Ritual ini merupakan bagian dari rangkaian kegiatan Jou Uci Sabea. Agenda diawali dengan buka puasa bersama di lingkungan kedaton, dilanjutkan dengan salat Magrib berjamaah, kemudian prosesi Tabe Guto sebelum pelaksanaan salat Tarawih.

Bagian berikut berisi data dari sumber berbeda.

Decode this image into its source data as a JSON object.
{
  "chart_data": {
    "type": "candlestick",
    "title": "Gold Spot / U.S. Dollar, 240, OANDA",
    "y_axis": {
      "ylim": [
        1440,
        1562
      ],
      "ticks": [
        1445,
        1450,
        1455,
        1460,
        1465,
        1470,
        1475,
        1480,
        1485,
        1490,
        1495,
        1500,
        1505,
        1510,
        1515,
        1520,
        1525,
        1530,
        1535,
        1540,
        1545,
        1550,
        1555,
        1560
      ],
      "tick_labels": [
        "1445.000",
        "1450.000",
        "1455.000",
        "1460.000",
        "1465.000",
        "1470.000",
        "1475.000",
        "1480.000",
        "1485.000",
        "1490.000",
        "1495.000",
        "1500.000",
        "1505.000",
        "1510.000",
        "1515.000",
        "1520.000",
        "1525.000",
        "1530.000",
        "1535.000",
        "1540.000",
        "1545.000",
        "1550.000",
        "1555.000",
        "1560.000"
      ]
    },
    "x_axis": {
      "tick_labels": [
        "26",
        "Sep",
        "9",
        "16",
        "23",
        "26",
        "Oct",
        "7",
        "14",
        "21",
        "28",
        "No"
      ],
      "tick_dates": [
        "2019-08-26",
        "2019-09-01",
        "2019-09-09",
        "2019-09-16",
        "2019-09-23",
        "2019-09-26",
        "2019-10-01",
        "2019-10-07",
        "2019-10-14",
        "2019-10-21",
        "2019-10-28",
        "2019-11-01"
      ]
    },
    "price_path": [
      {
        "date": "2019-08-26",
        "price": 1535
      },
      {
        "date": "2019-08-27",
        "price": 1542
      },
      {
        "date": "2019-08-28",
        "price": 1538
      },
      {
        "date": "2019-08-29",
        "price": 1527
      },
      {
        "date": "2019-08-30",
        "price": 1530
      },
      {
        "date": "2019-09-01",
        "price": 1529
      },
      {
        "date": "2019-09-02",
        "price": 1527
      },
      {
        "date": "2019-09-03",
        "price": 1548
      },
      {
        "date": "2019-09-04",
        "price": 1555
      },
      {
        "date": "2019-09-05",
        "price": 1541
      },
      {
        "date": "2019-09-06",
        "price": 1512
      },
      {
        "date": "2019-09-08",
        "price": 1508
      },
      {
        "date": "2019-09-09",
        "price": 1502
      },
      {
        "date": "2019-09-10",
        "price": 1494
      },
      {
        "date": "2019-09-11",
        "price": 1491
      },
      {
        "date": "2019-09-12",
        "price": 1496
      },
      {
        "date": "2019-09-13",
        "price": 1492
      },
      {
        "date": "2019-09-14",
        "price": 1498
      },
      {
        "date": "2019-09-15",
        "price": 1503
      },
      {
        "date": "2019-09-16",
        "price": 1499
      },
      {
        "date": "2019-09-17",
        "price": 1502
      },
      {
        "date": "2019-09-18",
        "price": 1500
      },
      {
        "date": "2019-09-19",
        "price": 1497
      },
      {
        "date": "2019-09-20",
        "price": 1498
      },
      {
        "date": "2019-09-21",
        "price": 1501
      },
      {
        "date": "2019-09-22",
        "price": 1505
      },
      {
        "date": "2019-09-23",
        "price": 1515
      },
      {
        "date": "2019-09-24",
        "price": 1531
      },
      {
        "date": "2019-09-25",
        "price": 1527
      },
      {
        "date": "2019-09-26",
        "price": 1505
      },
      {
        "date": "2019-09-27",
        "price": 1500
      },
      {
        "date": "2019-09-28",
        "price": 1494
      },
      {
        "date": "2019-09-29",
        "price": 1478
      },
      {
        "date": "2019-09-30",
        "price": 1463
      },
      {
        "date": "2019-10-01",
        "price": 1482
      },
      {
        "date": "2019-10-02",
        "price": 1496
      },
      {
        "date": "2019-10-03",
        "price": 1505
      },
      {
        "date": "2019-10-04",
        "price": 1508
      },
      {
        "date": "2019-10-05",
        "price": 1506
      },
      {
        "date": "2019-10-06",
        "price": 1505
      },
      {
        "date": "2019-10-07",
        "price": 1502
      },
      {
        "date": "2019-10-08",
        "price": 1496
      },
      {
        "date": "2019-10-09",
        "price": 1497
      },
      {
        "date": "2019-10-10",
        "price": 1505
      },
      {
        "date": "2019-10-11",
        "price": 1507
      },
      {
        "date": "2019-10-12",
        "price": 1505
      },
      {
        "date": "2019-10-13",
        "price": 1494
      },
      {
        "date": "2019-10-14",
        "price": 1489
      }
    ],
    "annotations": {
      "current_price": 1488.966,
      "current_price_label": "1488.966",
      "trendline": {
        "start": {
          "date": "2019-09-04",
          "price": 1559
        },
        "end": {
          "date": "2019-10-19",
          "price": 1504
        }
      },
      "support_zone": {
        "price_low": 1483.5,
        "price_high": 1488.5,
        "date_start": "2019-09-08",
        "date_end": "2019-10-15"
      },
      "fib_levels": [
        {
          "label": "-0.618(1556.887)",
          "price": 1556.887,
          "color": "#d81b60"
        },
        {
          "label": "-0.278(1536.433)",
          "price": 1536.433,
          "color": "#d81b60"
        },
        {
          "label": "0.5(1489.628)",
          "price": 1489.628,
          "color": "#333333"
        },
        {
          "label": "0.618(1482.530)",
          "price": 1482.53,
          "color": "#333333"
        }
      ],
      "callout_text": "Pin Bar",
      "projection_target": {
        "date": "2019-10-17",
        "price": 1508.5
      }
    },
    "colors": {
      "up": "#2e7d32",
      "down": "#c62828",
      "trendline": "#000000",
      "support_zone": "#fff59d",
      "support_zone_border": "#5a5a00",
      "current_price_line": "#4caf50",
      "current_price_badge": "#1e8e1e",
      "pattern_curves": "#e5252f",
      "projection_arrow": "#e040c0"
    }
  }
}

Dalam kesempatan tersebut, Wakil Wali Kota Ahmad Laiman menyampaikan apresiasi dan dukungan penuh Pemerintah Kota Tidore Kepulauan terhadap kegiatan ini. Menurutnya, Jou Uci Sabea adalah langkah nyata dalam menjaga dan merawat tradisi lokal.
”Pemerintah daerah sangat mendukung penuh kegiatan yang diselenggarakan pihak Kesultanan Tidore. Ini adalah wujud pelestarian tradisi malam Ela-ela atau malam Lailatul Qadar yang harus terus kita jaga,” ungkap Ahmad.
Senada dengan itu, Sultan Tidore Jou H. Husain Syah mengajak seluruh tamu undangan untuk berpartisipasi dalam prosesi pembakaran obor sebagai simbol penghormatan terhadap malam yang lebih baik dari seribu bulan tersebut.
”Lailatul Qadar adalah bagian dari agama dan tradisi yang telah kita anut turun-temurun. Pada malam pertama ini, semoga Allah mempertemukan kita semua dengan malam yang penuh keberkahan tersebut,” tutur Sultan.
Usai menyalakan obor, Wakil Wali Kota bersama Sultan Tidore dan tamu undangan kembali ke dalam kedaton untuk makan malam bersama, sebelum melanjutkan salat Tarawih berjamaah di Masjid Kolano Kesultanan Tidore.